In the Chinese Zodiac, 2011 is the year of the rabbit. But in leveraged finance, 2011 may be the year of the CLO, with this investment vehicle bringing more deals to the leveraged loan market.

Analysts at Wells Fargo and JPMorgan forecast CLO issuance will reach between $10 billion and $15 billion in 2011, while analysts at Barclays say that number could be as high as $20 billion. That is more than double the $5 billion worth of new CLOs arranged in 2010. Moreover, the analysts predict the volume will double in 2012, reaching between $25 billion and $30 billion. While those numbers may not be as lofty as the $90 billion reached in 2007 and the roughly $74 billion in 2006, more CLOs mean these investment vehicles will have more buying power, which will in turn fuel the primary loan market. And this is music to the ears of most dealmakers.

Already, February saw Morgan Stanley raise $413 million for a collateralized loan obligation fund for Oak Hill Advisors, while in January, Buyouts Magazine reported that NXT Capital was considering the launch of a new CLO this summer.

The new CLOs that do show up to the party in 2011 will be dressed more simply, according to market analysts. "We expect generally simpler and lower leverage structures, with greater focus on underlying loan quality given the impending securitization retention rules," analysts at Barclays said in a recent report. "We also question whether some deals will exclude structured credit buckets to avoid higher re-securitization risk weights."

If market chatter about how new CLOs will be simpler with less leverage sounds familiar that's because it is. Most market observers at the start of 2010 were saying the same thing. However, according to Dave Preston, a CLO analyst at Wells Fargo, the opposite was true-the CLO market in 2010 had fewer investors involved in each transaction, which meant that each investor had more say and could push for customized features. This year, though, the CLO market needs simpler structures to entice new or returning, but less experienced, buyers.

"We believe that 2011 will see issuance of less leveraged (in the 6x to 8x range) deals, but with a broader investor base," Preston wrote in a recent report. "The primary CLO investor universe has certainly shrunk since 2006, but we project that this world will expand in 2011 and 2012.

In addition, many legacy CLOs are entering their reinvestment period, and this could stoke the buying power of the market.

According to Standard & Poor's, CLO repayments will total $127 billion in 2011. While it's hard to predict where that money will go, market participants say that CLOs will be keen on the primary market because new loans come with added bonuses, such as Libor floors. Morgan Stanley analysts noted in a recent report that Libor floors were "among the most significant loan market developments contributing to the performance of US CLO equity tranches."

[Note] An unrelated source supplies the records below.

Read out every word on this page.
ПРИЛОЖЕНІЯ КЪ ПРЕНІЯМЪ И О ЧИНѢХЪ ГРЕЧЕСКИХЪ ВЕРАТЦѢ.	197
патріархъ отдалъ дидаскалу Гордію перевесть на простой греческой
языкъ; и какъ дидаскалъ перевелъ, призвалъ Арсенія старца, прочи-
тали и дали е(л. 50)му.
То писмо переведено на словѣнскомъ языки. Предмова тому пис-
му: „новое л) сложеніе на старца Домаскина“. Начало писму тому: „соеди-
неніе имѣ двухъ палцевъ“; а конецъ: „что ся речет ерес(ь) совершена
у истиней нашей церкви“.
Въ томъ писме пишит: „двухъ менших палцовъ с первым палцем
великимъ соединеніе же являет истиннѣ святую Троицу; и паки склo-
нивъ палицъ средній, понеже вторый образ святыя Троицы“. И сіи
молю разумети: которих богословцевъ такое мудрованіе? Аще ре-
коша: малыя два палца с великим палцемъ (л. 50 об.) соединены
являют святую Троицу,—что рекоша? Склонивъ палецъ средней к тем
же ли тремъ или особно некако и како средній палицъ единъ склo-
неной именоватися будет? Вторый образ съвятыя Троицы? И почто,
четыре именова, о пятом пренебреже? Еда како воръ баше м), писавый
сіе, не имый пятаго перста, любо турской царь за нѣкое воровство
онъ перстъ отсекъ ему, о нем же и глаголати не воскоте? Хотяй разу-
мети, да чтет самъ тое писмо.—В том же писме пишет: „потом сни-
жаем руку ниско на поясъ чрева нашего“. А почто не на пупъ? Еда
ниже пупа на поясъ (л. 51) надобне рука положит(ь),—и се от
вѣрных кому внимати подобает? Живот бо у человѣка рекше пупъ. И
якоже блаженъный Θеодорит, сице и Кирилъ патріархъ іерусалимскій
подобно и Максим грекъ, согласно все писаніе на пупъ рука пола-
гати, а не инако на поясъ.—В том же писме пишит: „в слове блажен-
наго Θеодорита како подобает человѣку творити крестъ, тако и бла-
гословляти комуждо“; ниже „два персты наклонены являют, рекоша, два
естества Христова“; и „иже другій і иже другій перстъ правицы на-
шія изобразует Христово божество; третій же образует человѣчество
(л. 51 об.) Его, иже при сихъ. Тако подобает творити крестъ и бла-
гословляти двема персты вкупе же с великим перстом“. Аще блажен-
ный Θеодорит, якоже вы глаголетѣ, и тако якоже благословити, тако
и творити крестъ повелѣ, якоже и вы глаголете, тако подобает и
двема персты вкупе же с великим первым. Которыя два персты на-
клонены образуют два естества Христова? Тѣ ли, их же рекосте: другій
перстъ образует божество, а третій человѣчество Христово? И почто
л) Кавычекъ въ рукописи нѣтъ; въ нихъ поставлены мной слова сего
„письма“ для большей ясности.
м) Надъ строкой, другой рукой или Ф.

While some legacy CLOs will remain active, using repayments to boost their portfolio, others may be looking for an exit, market analysts say. And that could lead to a round of consolidation among CLO managers.

Highland Capital, in February, was reportedly looking to sell its European CLOs, while Nomura, just a few weeks earlier, was reported by Bloomberg to be in the market to sell its $2.5 billion leveraged loan unit, which manages six CLOs.

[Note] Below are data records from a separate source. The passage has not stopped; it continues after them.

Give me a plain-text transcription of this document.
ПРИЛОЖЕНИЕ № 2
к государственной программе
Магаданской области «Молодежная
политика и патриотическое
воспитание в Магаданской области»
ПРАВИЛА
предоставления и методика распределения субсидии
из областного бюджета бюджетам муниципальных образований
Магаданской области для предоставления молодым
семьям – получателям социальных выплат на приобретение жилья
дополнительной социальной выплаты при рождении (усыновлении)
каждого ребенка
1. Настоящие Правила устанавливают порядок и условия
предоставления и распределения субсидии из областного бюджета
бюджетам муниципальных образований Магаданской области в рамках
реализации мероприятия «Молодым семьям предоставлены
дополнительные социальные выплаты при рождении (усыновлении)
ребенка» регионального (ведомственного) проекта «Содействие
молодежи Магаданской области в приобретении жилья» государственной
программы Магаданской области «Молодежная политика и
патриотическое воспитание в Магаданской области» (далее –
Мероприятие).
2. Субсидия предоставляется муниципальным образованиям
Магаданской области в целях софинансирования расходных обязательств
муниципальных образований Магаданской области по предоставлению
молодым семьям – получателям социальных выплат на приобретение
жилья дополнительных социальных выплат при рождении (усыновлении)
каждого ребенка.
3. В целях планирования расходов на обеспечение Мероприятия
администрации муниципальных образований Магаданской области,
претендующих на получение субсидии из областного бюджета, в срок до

The optimism in CLOs also stems from market fundamentals that have been improving over the past year. The loan default rate has come down to roughly 2.25% from just below 10% at the start of 2010, according to Wells Fargo.

"In our opinion, CLOs have proved their mettle and their worth over the past three years," said Wells Fargo's Preston. "The lesson of 2009 and 2010 is that the CLO structure performed as designed. After overcollateralization levels plummeted, due primarily to large-scale collateral downgrades to triple-C [tranches] combined with an unprecedented loan market sell-off, CLO curing mechanisms have worked."

Another encouraging sign: overcollateralization tests, which CLO managers use to keep the mix of debt in their portfolios in check, improved during 2010. Barclays' analysts estimate that 8% of U.S. CLOs were failing their overcollateralization test by the end of 2010, down from 35% at the beginning of the year.

"These trends look set to continue through 2011," the Barclays analysts wrote. "We anticipate a low loan-default rate [in 2011] as banks amend and extend, the low rate environment keeps funding costs down and the loan maturity mountain remains a few years away."

Some market participants aren't as optimistic. They say CLOs won't have significant buying power in 2011 because the arbitrage on new vehicles is still too thin. Sources noted that triple-A spreads are lingering between Libor plus 175 bps and Libor plus 200 bps, which remains unattractive for equity investors.

Then there's the issue of regulation. Under the Dodd-Frank act passed last year, securitizers are required to retain 5% of the security's credit risk. This bill, though, was written for the asset-backed market, and it is unclear which entity in a CLO is the securitizer and which is the originator. This uncertainty could hinder the formation of new CLOs, sources say.

Another problem facing the CLO market is that a "natural investor," particularly for triple-A tranches, needs to be found, according to Barclays.